You’ll soon cross over a wide, dusty road into the actual parking lot and onto a wide, smooth path. It’s only about a mile to the finish from here, with a brief section of steep rock scrambling. Here is where your work pays off, as the view is more incredible than any picture can give it justice for. We got to the bridge at 6:35am and there were three parties of people in front of us, waiting to get pictures. Everyone was super nice, however, and swapped photography jobs while the others got to pose. A couple of girls were doing some intense acroyoga poses when we arrived!
My glucose levels had fallen to the mid-60s during this hike, but we had picked up some vegan oatmeal bites from Whole Foods on the way that provided a high-fiber source of carbs for me. In hindsight, I should have stopped to have one every half hour, instead of waiting to get to the top.
The way back is just the same trail reversed and when you get back to the trailhead, you’ll now have the entire day ahead of you and an incredible hike already notched in your belt.
Doe Mountain Trail
While Devil’s Bridge is one of the most popular trails in Sedona, Doe Mountain Trail is arguably one of the most underrated hikes in the area. We took the same approach to this hike, waking up at 4:00, but we really wanted to get to the peak before sunrise, so we got ready and scarfed down some breakfast much quicker, reaching the parking lot at 5:00am. This lot has a public restroom and requires a $5 parking pass, which is payable with card via a kiosk at the trailhead. I scaled back to 4 units of basal to avoid a low, which kept me at a much steadier blood glucose level.
We started into the path, which was essentially just a series of switchbacks and moderate rock scrambles until you reached the final climb. We were here to beat the sun, so we didn’t stop to take much in. On the way down, however, we were slower and able to appreciate the trail a bit more, including a view of Bear Mountain to the north.
The final ascent is a climb through a narrow cut in the rock. It’s easy, but you’ll need to use your hands.
Once at the top, a series of markers will lead you to the other side of the mesa and reward you with an amazing view of the valley. We beat the sun to the mountain top and were able to set up on a perch while we watched it climb over the mountains in the east.
I call this trail severely underrated, because it offers 360° views of the area and we shared the top with only one other guy who raced up the trail with the same, sunrise-beating intention.
There is a loop around the top which is fairly easy to stray off of, which we managed to do. The cell reception is actually pretty good, so we used the AllTrails app and followed the perimeter of the mesa until we found the trail again.
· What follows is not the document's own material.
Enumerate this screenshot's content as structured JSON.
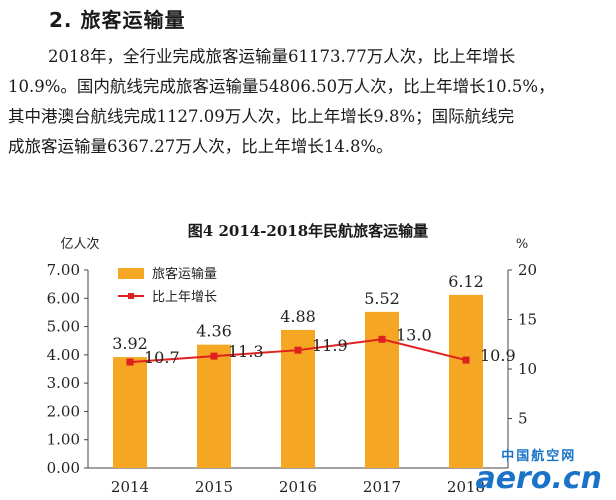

Going as early in the morning as we did, granted us plenty of time to explore around the top; however, in the later parts of the morning, you’ll want to be aware of the sun and how much its beating down on you in the limited cover.
Hugging the edge of the mesa, we followed a group of hot air balloons as they ascended around the mountain, getting so close that we could hear the whoosh of the flame and the chatter of the ballooneers.
The trek back down is fine and when you turn around and see the scale of the mountain you just climbed, you feel really proud. We even got to see one of the hot air balloons land which is much more impressive feat than I had thought – they worked in tandem with a van on the road to land on a trailer it was pulling!
These were two of my favorite hikes I’ve done, and I cannot wait to get back to Sedona to see more of its beautiful scenes.
Have you been to Sedona? What are your favorite trails?